Are commuting operators a function of the other? Say you have 2 operators (can be assumed observable), does $[A,B]$ imply that either $B = f(A)$ or $A = f(B)$ for some function $f$?
This is true in the case of a spin-1/2 Hilbert space, as any observable can be decomposed in a linear combination of the 3 Pauli matrices and the identity, and therefore if $A = \sigma_z$ then $B$ cannot contain neither $\sigma_x$ nor $\sigma_y$.
Another trivial case is if $B = 1$ in any Hilbert space, since it can be written as $B = A^0$.
I assume the first step to proving this (assumed true) would be to consider their shared eigenbasis.
 A: Your assertion is false as there are various elementary counterexamples already pointed out in the other answers.

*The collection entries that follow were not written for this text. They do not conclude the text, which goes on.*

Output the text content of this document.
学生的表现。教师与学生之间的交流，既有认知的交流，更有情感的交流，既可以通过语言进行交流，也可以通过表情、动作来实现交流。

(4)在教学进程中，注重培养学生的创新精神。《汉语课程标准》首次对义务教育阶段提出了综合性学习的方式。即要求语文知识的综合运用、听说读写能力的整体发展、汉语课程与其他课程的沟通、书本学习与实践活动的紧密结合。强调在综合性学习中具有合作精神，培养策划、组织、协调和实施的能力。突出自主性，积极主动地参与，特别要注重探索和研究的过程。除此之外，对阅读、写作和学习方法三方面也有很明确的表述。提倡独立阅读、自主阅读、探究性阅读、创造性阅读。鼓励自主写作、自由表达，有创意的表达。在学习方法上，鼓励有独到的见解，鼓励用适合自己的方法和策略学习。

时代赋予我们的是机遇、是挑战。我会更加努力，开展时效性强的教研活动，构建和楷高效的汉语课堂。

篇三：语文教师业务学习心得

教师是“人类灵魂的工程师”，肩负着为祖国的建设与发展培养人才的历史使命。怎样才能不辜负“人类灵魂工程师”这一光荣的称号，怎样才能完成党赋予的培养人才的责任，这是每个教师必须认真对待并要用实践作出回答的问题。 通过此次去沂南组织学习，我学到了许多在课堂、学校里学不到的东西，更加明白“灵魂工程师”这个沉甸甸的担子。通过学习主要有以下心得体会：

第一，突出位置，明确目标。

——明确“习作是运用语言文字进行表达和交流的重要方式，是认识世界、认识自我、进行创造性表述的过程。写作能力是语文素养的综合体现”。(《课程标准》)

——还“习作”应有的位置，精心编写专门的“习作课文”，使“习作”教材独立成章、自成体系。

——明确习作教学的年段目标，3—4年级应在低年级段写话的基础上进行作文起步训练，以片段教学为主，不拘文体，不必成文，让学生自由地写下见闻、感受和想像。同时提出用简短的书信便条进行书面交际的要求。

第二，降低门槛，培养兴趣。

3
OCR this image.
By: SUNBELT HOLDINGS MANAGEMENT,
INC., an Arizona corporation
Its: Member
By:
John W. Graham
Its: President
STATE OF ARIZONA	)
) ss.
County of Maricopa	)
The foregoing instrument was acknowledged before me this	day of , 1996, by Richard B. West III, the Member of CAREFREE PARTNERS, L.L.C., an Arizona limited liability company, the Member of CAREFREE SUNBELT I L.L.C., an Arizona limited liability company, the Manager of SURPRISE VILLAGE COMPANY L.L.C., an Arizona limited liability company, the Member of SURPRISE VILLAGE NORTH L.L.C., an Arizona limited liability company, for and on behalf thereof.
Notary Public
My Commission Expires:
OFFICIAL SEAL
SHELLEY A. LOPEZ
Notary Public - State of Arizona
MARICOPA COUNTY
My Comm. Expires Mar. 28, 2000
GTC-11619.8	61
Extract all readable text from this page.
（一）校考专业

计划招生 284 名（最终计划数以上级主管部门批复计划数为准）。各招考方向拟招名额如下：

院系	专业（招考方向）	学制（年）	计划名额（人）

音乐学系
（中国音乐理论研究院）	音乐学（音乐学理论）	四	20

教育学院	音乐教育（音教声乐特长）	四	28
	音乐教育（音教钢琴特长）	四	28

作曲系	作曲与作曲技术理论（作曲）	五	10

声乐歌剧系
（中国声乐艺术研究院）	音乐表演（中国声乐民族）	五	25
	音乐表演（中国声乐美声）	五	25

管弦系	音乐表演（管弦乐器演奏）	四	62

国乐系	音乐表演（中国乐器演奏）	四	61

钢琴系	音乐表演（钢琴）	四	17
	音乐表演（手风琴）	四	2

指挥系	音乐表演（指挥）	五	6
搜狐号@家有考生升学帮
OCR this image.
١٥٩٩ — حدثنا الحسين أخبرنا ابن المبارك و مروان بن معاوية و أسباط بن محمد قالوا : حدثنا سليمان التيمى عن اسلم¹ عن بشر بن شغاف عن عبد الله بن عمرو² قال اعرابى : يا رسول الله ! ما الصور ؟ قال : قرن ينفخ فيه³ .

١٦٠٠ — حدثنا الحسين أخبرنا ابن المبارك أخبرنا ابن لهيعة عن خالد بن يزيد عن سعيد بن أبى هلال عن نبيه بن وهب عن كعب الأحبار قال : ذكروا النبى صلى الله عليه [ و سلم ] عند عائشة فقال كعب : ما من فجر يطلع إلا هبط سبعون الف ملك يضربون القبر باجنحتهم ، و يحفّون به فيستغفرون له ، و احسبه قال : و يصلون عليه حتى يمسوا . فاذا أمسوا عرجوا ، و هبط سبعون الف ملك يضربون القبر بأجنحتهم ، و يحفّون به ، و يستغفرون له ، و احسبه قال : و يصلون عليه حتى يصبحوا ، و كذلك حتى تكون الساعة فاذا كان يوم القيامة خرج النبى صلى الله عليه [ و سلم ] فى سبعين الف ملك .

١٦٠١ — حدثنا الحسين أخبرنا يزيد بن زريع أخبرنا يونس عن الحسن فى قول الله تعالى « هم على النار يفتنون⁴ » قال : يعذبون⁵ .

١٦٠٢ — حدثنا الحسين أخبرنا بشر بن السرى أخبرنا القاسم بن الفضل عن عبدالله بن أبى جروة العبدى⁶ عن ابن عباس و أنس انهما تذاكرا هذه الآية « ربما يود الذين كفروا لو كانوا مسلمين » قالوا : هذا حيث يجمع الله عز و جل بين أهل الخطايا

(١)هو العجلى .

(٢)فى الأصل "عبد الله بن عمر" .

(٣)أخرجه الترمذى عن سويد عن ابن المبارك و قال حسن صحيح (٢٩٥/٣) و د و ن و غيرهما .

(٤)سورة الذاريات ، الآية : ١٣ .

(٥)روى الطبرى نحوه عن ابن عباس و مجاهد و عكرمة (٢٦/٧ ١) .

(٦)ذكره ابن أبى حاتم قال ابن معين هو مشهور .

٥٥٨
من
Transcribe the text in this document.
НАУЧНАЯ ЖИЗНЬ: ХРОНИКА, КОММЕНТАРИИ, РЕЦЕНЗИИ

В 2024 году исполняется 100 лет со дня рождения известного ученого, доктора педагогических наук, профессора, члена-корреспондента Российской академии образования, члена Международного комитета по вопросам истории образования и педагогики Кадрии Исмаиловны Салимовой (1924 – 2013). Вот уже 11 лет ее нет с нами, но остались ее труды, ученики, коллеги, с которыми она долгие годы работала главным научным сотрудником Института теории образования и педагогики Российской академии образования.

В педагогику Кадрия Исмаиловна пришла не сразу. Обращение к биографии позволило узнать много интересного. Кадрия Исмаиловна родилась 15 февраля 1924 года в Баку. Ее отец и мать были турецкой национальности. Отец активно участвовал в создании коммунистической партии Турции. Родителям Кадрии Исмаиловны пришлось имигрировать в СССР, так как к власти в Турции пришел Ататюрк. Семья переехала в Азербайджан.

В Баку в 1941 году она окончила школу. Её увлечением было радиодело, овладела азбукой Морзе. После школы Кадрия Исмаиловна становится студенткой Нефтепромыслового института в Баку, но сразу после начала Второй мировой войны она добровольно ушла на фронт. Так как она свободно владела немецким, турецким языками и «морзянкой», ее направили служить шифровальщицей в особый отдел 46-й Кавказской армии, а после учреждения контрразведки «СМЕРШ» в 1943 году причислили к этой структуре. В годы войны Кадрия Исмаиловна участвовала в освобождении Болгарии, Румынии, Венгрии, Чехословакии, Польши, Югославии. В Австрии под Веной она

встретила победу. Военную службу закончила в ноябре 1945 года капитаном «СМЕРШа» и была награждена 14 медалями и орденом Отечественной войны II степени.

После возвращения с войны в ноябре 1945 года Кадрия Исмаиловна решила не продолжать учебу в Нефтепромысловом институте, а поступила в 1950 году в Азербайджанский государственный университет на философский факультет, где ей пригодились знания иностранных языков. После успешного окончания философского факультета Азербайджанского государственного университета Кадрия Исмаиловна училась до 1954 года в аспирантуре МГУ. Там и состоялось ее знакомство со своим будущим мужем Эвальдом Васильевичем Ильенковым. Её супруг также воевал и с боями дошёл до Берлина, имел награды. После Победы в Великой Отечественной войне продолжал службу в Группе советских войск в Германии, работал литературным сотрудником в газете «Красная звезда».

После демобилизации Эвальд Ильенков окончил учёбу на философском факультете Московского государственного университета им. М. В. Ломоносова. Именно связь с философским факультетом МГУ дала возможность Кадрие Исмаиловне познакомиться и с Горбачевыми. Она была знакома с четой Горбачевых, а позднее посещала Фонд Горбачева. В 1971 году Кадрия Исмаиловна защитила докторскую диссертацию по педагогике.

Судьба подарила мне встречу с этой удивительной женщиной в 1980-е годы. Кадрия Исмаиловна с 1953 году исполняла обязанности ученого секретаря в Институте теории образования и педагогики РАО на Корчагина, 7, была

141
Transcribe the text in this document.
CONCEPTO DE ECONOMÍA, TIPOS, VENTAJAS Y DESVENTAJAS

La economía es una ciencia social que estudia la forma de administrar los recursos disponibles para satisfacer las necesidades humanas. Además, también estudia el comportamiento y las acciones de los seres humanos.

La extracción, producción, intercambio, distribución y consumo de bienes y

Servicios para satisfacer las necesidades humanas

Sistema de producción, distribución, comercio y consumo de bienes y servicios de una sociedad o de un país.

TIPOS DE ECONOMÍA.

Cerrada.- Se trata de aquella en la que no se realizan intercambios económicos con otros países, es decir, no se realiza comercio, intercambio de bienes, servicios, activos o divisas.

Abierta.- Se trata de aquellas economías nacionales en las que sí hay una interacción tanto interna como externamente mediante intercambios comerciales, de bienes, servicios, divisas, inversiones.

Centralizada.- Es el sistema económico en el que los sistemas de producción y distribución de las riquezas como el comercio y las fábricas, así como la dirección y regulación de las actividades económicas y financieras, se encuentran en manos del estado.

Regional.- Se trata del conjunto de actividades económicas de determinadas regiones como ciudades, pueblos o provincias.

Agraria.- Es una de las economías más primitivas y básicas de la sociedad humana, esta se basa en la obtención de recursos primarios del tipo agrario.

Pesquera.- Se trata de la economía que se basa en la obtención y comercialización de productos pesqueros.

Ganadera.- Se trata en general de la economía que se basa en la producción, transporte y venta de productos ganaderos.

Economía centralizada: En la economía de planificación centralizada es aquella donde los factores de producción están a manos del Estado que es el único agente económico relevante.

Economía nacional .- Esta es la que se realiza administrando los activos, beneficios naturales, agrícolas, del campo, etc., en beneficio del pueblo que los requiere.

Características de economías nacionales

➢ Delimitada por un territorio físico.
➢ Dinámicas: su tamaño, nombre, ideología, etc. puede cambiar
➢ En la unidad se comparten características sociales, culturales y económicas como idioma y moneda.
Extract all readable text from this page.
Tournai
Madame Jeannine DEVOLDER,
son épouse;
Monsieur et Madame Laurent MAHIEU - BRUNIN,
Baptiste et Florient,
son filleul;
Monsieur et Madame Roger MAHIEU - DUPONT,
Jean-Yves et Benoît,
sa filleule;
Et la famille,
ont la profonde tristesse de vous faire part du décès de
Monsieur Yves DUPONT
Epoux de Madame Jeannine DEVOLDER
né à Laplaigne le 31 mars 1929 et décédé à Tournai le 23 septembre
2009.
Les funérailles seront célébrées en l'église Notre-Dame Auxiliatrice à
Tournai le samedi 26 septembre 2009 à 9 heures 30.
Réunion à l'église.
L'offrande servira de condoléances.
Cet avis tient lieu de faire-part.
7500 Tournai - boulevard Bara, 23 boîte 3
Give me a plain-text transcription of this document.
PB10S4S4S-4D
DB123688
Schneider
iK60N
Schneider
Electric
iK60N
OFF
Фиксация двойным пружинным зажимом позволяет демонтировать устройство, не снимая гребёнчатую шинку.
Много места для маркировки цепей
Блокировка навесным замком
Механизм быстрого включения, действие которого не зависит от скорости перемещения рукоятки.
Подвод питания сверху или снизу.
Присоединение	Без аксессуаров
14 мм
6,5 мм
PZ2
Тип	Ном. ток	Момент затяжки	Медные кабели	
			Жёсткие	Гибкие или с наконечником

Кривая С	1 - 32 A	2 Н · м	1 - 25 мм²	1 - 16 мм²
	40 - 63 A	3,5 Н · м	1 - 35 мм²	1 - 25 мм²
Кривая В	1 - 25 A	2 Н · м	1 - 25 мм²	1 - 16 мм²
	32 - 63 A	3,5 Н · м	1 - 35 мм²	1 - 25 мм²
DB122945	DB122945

The general result (due to von Neumann) is the following one. A pair of selfadjoint operators $A$ and $B$ strongly commute, which means that their spectral measures commute, if and only if  there is a third selfadjoint operator $C$ such that $A=f(C)$ and $B=g(C)$ for a pair of (Borel-measurable) functions $f,g : \mathbb{R} \to \mathbb{R}$.
In general $f$ and $g$ are not invertible, there are trivial examples. $A=X^2$ and $B=X^3- kX$ where $C=X$ is the standard position operator in $L^2(R, dx)$ and $k$ a dimensional coefficient. Here you cannot write $A$ as function of $B$ or vice versa. Also in finite dimension, consider $\mathbb{C}^3$ and the angular momentum operator $C=L_z$ and next take $A=L_z^2$ and $B= L_z^3-\hbar^2 L_z$, there is no way to write one as a function of the other.
For a proof in the general case, see the book by Riesz and Nagy on functional analysis or the book by Varadarajan on the Geometric structure of Quantum Theory.
In finite dimension strongly commutativity is equivalent to standard commutativity of the operators.
A: Counterexample: If $A:{\cal H}\to {\cal H}$ and $B:{\cal K}\to {\cal K}$, then
$$A\otimes {\bf 1}_{\cal K}: {\cal H}\otimes{\cal K} \to {\cal H}\otimes{\cal K}$$
and
$${\bf 1}_{\cal H}\otimes B: {\cal H}\otimes{\cal K} \to {\cal H}\otimes{\cal K}$$
commute, but they are not functions of each other.
A: There is a counter example. Consider a $4\times 4 $ Hilbert space, and two degenerate observables $A = \mathrm{diag}(a_1, a_d,a_d, a_4)$ and $B = \mathrm{diag}(b_d, b_2,b_3, b_d)$, with $a_1 \neq a_4$ and $b_2\neq b_3$. Then $A$ cannot be a function of $B$ since it would imply $f(b_d) = a_1 = a_4$ and $B$ cannot be a function of $A$ as it would imply $f(a_d) = b_2 = b_3$, which are both contradictions to the initial assumption.